在 O(n) 时间内使用堆栈滑动窗口最大值(所有大小为 k 的子数组的最大值)
给出一个包含N个整数和另一个整数k ≤ N的数组arr[] 。任务是找到每个大小为k的子数组的最大元素。
例子:
Input: arr[] = {9, 7, 2, 4, 6, 8, 2, 1, 5}
k = 3
Output: 9 7 6 8 8 8 5
Explanation:
Window 1: {9, 7, 2}, max = 9
Window 2: {7, 2, 4}, max = 7
Window 3: {2, 4, 6}, max = 6
Window 4: {4, 6, 8}, max = 8
Window 5: {6, 8, 2}, max = 8
Window 6: {8, 2, 1}, max = 8
Window 7: {2, 1, 5}, max = 5
Input: arr[] = {6, 7, 5, 2, 1, 7, 2, 1, 10}
k = 2
Output: 7 7 5 2 7 7 2 10
Explanation:
Window 1: {6, 7}, max = 7
Window 2: {7, 5}, max = 7
Window 3: {5, 2}, max = 5
Window 4: {2, 1}, max = 2
Window 5: {1, 7}, max = 7
Window 6: {7, 2}, max = 7
Window 7: {2, 1}, max = 2
Window 8: {1, 10}, max = 10
先决条件:下一个更大的元素
方法:
对于每个索引,计算子数组从该索引开始时当前元素最大的索引,即对于每个索引i ,索引j ≥ i使得max(a[i], a[i + 1], ... a[ j]) = a[i] 。让我们称之为max_upto[i] 。
然后从第 i个索引开始的长度为k的子数组中的最大元素,可以通过检查从i到i + k – 1的每个索引找到max_upto[i] ≥ i + k – 1 (最后一个索引那个窗口)。
堆栈数据结构可用于将值存储在窗口中,即最后访问或先前插入的元素将位于顶部(与当前元素具有最接近索引的元素)。
算法:
- 创建一个数组max_upto和一个堆栈来存储索引。将 0 压入堆栈。
- 运行从索引 1 到索引 n-1 的循环。
- 从堆栈中弹出所有索引,其中元素(array[s.top()])小于当前元素并更新max_upto[s.top()] = i – 1然后将 i 插入堆栈。
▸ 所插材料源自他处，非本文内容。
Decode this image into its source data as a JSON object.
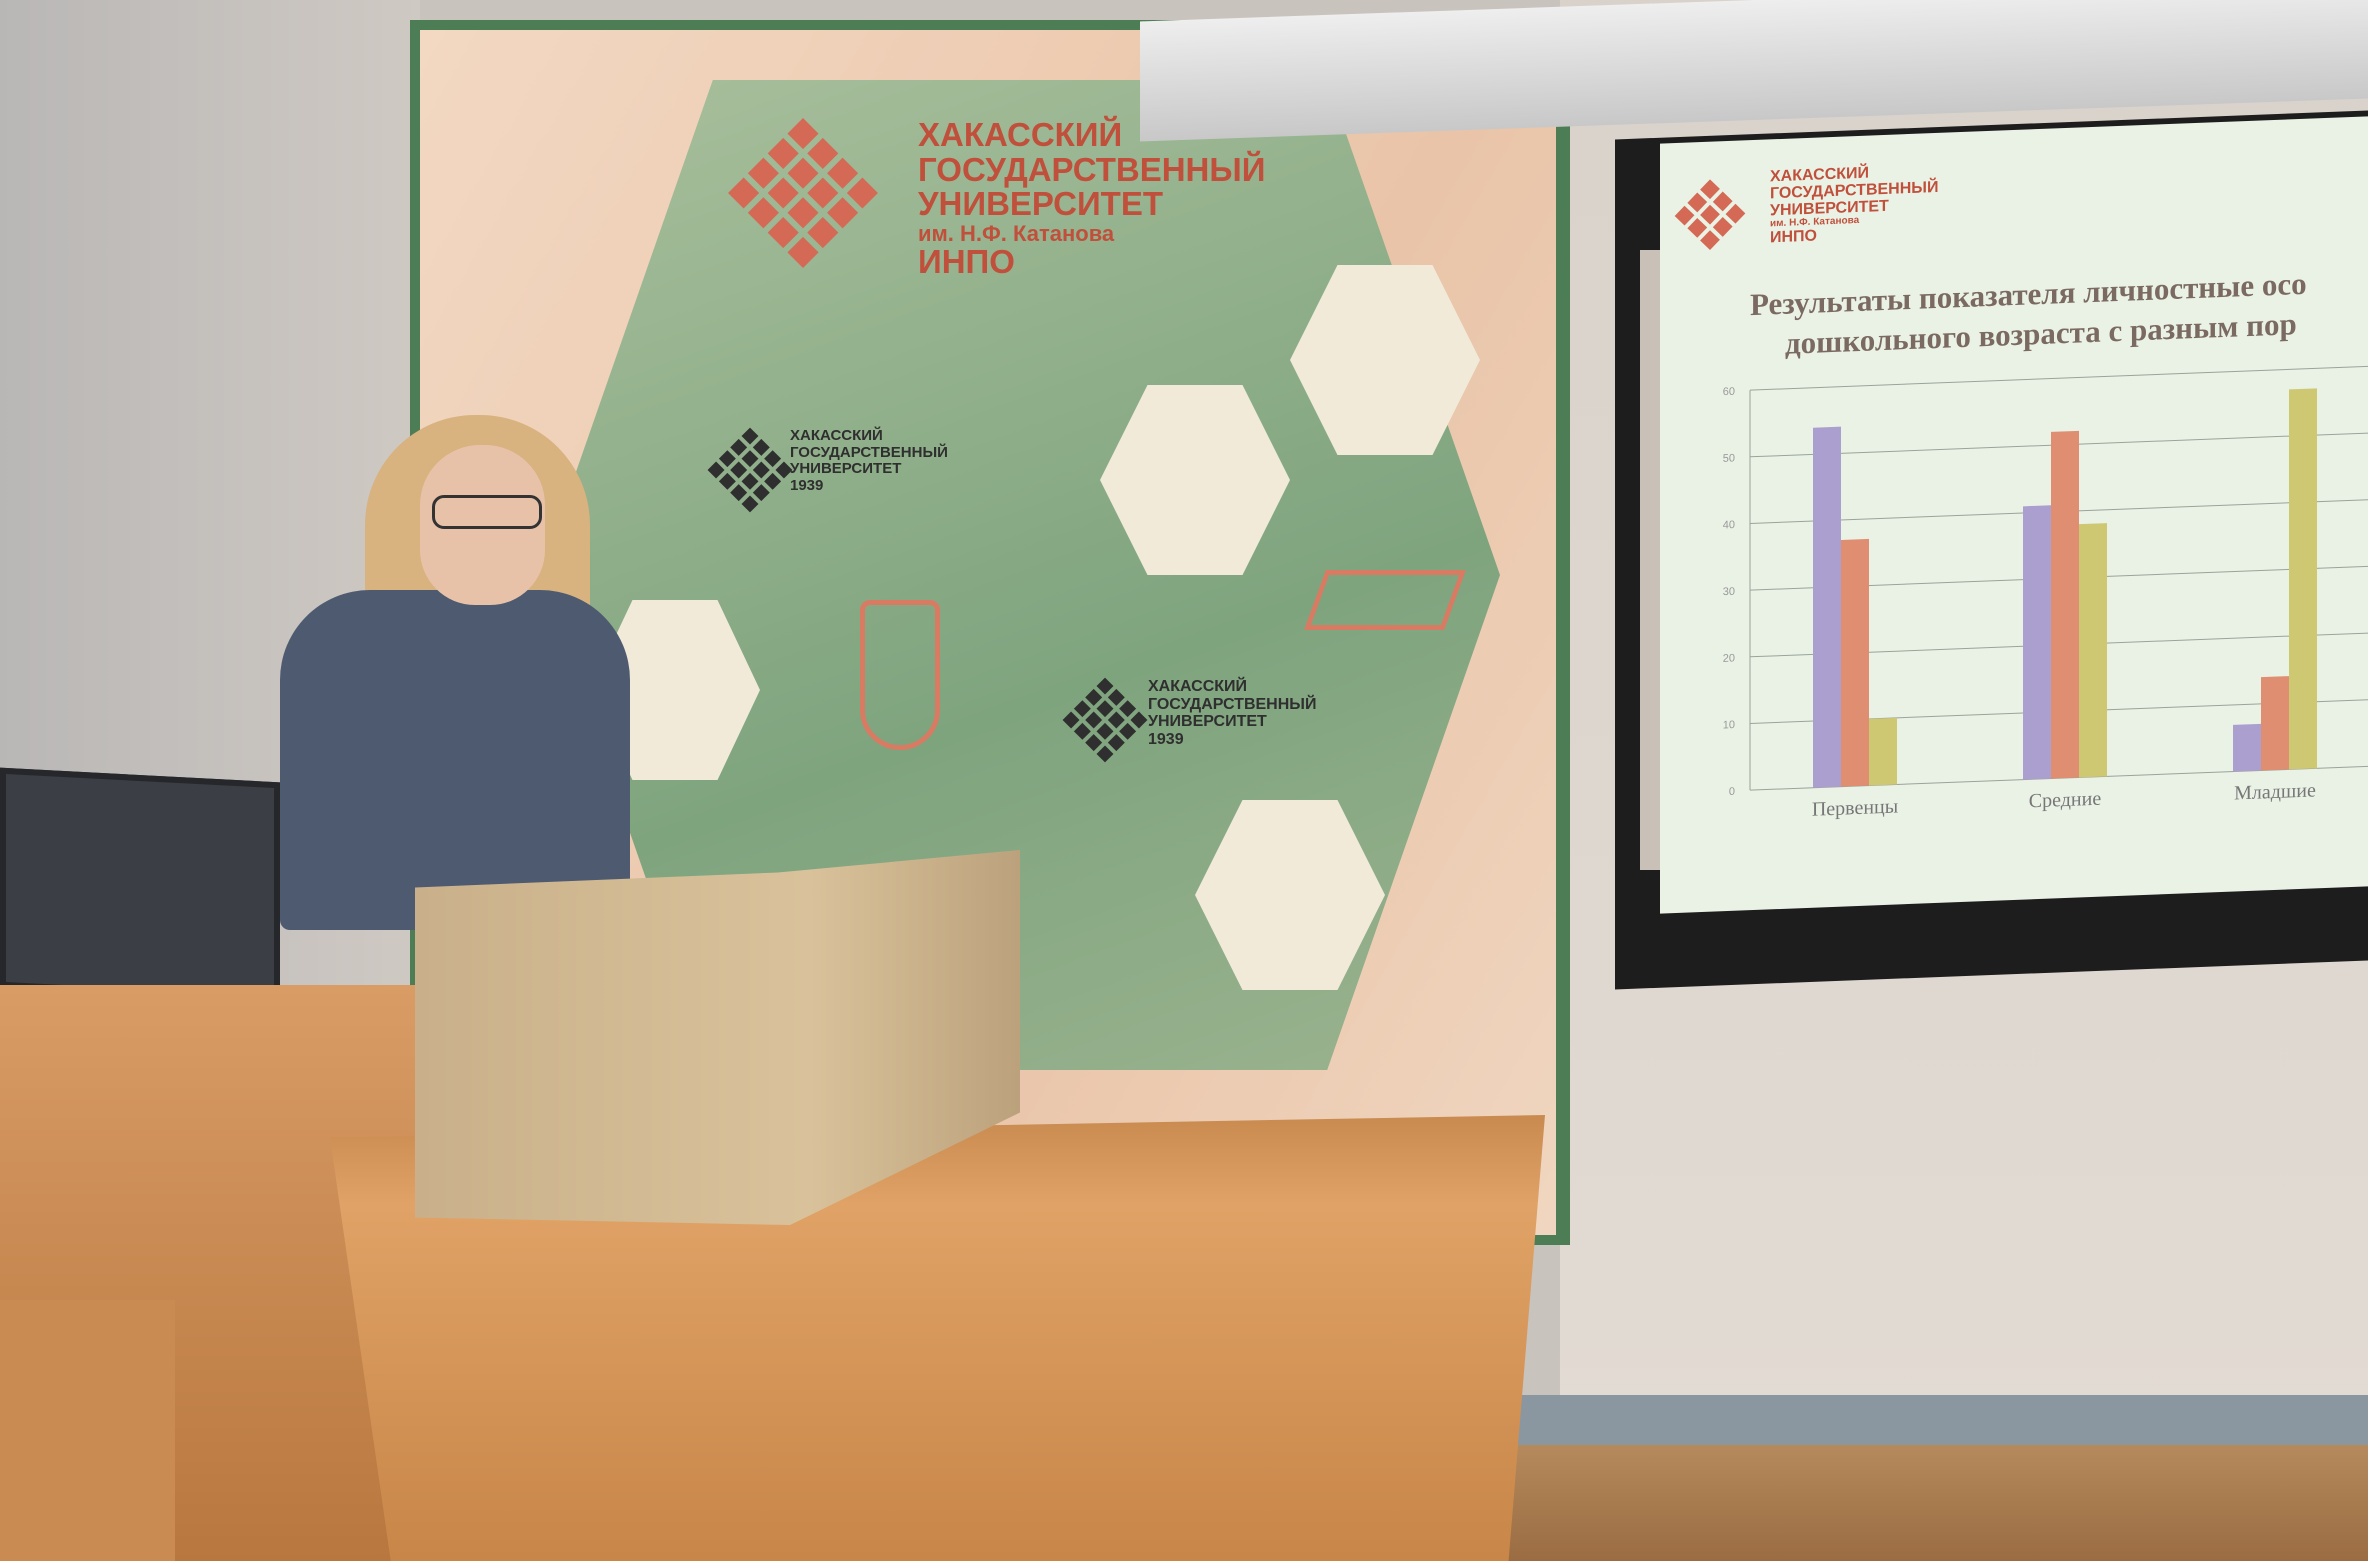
{
  "banner": {
    "university_line1": "ХАКАССКИЙ",
    "university_line2": "ГОСУДАРСТВЕННЫЙ",
    "university_line3": "УНИВЕРСИТЕТ",
    "university_line4": "им. Н.Ф. Катанова",
    "institute": "ИНПО",
    "small_logo_year": "1939",
    "colors": {
      "green": "#4d7d55",
      "logo": "#d46a55"
    }
  },
  "slide": {
    "title_line1": "Результаты показателя личностные осо",
    "title_line2": "дошкольного возраста с разным пор",
    "logo_line1": "ХАКАССКИЙ",
    "logo_line2": "ГОСУДАРСТВЕННЫЙ",
    "logo_line3": "УНИВЕРСИТЕТ",
    "logo_line4": "им. Н.Ф. Катанова",
    "logo_line5": "ИНПО"
  },
  "chart_data": {
    "type": "bar",
    "categories": [
      "Первенцы",
      "Средние",
      "Младшие"
    ],
    "series": [
      {
        "values": [
          54,
          41,
          7
        ],
        "color": "#ab9fd0"
      },
      {
        "values": [
          37,
          52,
          14
        ],
        "color": "#e08e72"
      },
      {
        "values": [
          10,
          38,
          57
        ],
        "color": "#cfc873"
      }
    ],
    "ylim": [
      0,
      60
    ],
    "yticks": [
      "0",
      "10",
      "20",
      "30",
      "40",
      "50",
      "60"
    ],
    "grid": true
  }
}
- 从堆栈中弹出所有索引并分配max_upto[s.top()] = n – 1 。
- 创建一个变量j = 0
- 运行一个从 0 到 n - k 的循环,循环计数器为 i
- 运行一个嵌套循环,直到 j < i 或 max_upto[j] < i + k – 1,在每次迭代中递增 j。
- 打印第 j 个数组元素。
执行:
C++
// C++ implementation of the approach
#include
using namespace std;
// Function to print the maximum for
// every k size sub-array
void print_max(int a[], int n, int k)
{
// max_upto array stores the index
// upto which the maximum element is a[i]
// i.e. max(a[i], a[i + 1], ... a[max_upto[i]]) = a[i]
int max_upto[n];
// Update max_upto array similar to
// finding next greater element
stack s;
s.push(0);
for (int i = 1; i < n; i++) {
while (!s.empty() && a[s.top()] < a[i]) {
max_upto[s.top()] = i - 1;
s.pop();
}
s.push(i);
}
while (!s.empty()) {
max_upto[s.top()] = n - 1;
s.pop();
}
int j = 0;
for (int i = 0; i <= n - k; i++) {
// j < i is to check whether the
// jth element is outside the window
while (j < i || max_upto[j] < i + k - 1)
j++;
cout << a[j] << " ";
}
cout << endl;
}
// Driver code
int main()
{
int a[] = { 9, 7, 2, 4, 6, 8, 2, 1, 5 };
int n = sizeof(a) / sizeof(int);
int k = 3;
print_max(a, n, k);
return 0;
}
Java
// Java implementation of the approach
import java.util.*;
class GFG
{
// Function to print the maximum for
// every k size sub-array
static void print_max(int a[], int n, int k)
{
// max_upto array stores the index
// upto which the maximum element is a[i]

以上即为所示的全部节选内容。